Things that concern all of us needs to be controlled by all of us
Food and sex are, technically speaking, the most important things for the human species to go on living. Should government control either?

...not by single companies or private persons. Education, health care, social security, the natural resources... these are things that are to important to capitalize.
Amusingly, I tend to think that they're too important not to capitalize. I tend to think the most important things should largely be in the hands of the people directly affected by them.

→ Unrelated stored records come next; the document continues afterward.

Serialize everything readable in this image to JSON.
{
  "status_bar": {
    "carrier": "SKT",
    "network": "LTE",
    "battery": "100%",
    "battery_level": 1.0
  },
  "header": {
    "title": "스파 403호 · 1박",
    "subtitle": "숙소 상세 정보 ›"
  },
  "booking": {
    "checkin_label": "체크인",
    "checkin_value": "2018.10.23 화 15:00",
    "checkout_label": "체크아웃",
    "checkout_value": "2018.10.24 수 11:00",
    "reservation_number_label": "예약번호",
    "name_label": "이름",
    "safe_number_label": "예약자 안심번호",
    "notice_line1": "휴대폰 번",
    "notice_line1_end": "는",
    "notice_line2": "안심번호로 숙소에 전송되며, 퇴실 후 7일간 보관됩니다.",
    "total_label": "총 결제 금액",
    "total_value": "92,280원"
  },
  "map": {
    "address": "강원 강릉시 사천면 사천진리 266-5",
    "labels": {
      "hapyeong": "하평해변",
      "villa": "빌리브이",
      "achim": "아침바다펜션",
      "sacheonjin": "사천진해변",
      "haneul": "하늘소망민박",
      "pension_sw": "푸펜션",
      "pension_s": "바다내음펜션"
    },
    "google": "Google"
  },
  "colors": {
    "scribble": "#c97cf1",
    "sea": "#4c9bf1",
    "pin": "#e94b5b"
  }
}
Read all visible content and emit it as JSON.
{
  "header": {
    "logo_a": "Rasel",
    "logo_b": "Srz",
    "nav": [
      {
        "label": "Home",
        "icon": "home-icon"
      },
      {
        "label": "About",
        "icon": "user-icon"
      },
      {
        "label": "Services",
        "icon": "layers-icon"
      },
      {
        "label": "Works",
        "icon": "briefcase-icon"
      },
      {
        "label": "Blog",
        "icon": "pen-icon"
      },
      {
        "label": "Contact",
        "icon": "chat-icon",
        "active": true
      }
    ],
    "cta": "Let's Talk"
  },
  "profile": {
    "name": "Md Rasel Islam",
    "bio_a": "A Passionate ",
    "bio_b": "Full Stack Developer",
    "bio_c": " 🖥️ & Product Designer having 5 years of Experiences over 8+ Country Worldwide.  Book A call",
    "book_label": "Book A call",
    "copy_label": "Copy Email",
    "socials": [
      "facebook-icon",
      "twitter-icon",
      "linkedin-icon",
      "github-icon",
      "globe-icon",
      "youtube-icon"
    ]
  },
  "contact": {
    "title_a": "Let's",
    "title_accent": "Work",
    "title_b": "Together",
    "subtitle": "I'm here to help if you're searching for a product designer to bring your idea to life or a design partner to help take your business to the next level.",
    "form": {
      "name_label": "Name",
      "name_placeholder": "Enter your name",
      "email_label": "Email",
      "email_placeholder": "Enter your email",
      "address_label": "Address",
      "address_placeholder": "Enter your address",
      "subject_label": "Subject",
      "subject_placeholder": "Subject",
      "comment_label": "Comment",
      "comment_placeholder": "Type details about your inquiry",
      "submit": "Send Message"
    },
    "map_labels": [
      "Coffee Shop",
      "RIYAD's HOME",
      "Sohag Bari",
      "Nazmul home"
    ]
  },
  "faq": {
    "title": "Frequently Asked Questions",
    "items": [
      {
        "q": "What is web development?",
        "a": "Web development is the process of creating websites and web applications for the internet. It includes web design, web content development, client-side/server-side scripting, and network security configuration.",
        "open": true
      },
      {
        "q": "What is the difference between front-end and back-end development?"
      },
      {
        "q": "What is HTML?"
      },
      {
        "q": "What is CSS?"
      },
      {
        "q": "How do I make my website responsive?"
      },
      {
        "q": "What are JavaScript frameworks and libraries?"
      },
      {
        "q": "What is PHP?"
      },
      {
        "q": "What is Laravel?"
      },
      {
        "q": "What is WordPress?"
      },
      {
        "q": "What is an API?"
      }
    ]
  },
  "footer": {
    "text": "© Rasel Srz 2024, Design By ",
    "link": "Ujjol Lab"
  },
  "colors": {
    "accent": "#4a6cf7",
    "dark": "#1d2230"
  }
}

The institution we have to administer these things is the state, which needs to be transparent and engaged in dialogue with its citizens to function. People need to feel that they are able to influence their lives. If their lives are being controlled by someone else, whether it's a big company, another individual or a bureaucratic state, the system will break down.
Aye. And I think capitalism and democracy, in tandem, give them that more than any other system. They collectively choose their leaders and they collectively decide which innovations and production techniques and decisions to reward. Certainly, even if you find socialism preferable, you must admit it fails the test of allowing people to have some degree of control? People will not feel in control if they feel that their efforts in business and work sit at the whim of a handful in government.



planet news's Avatar
Registered User
If so, then this is just the introduction/prologue. MUAHAHAHAHAHA. Got finals today unfortunately.

p.s. another name for this book would be How the Liberal/Conservative Antinomy is Irresolvable Except Through Their Synthesis.